Funny, there was a camp bow wow here where I live.
We boarded our 9 yr old dobie there while we went on our first cruise. He was not himself for WEEKS after spending 5 days there. This was the last time we went on vacation or boarded him anywhere. It was like he was lost mentally. He couldn't walk for a few days when he got home. We never found out what happened to him. Whenever called to ask, they said he just didn't socialize much, laid in his cage and didn't move around the 5 days he was there.

Previous to this boarder we used to take our 2 boys to a family run boarding place. This was a place in someone's home.
They had lots of land, great runs, and warm places for them to sleep.
Our boys would practically RUN from our car to them. I believe they were treated so well the dogs hated to leave and looked forward to being there. It "showed" in their behavior.
sadly these great people decided to retire., hence the move to camp bow wow.

I agree with everyone else. Listen to your pup.


----------



## Eiros (Jun 30, 2011)

i know a few people who've taken pups to camp bow bow... i havent heard a lot of good things honestly...


----------



## Msmaria (Mar 2, 2013)

Definitely listen to your dog. My dog tells me if he likes a place of not by how he acts when I pick him up. If he goes back and noses the person, he likes it there. If he comes and hides behind me when picked up I dont take him back there no matter how good other reviews are.
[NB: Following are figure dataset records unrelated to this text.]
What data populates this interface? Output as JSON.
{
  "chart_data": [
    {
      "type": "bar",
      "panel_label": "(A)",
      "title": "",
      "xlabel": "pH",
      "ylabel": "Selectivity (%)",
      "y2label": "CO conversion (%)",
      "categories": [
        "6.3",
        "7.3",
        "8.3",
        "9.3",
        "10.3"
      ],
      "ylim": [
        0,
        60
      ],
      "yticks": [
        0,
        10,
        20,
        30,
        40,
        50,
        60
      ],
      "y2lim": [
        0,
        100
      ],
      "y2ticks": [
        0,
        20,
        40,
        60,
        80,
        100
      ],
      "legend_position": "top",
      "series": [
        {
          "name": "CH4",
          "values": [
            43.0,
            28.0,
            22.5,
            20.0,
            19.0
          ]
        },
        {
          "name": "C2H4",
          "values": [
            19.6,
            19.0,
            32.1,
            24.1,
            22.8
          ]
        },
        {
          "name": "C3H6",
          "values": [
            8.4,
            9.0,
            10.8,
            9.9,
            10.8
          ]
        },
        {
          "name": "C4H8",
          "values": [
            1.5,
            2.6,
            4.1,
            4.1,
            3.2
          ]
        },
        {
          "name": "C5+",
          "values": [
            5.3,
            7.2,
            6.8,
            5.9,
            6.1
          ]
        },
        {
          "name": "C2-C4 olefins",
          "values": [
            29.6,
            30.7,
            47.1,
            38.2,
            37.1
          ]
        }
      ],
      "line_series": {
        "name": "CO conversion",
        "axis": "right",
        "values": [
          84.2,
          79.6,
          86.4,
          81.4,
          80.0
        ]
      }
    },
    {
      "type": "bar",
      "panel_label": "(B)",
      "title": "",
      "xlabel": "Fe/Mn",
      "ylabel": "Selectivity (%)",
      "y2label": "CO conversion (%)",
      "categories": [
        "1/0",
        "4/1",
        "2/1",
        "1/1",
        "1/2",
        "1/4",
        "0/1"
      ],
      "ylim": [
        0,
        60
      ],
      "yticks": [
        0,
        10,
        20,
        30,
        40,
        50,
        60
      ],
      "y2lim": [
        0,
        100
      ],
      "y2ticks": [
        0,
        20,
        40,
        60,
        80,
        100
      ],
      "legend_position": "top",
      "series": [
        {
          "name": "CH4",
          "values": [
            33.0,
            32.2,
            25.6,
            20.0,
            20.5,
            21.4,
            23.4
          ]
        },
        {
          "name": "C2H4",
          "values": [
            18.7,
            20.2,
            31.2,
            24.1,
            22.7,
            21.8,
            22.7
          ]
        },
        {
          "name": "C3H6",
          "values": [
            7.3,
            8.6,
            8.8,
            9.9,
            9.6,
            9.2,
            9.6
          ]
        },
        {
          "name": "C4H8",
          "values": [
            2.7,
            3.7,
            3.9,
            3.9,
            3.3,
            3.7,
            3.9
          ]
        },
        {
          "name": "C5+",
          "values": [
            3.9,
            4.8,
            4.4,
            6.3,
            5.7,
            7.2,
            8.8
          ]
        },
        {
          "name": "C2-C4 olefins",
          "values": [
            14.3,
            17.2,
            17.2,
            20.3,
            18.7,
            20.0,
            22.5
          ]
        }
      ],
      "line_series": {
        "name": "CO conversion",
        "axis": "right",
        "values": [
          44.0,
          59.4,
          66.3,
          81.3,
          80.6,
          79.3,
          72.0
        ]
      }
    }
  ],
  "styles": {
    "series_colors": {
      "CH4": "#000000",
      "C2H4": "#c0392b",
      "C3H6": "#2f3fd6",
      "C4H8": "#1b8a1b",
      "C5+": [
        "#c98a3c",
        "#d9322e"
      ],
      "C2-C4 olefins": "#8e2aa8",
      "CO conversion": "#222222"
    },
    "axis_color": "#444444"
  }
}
Theres a camp Bow Wow in Southern California. We only went once. Dexter did not like it and he also tried to hump my maltipoo when he got home from his first day. A double No No. Petsmart (another commercial day camp) has worked for us though. We switch between that one and a private ran day camp (with limited hours and farther away)because Dexter loves the staff at both. If he ever shows me hes not happy there I wouldnt take him back.


----------



## pets4life (Feb 22, 2011)

if you payed for more days than u used make sure you get that money back


----------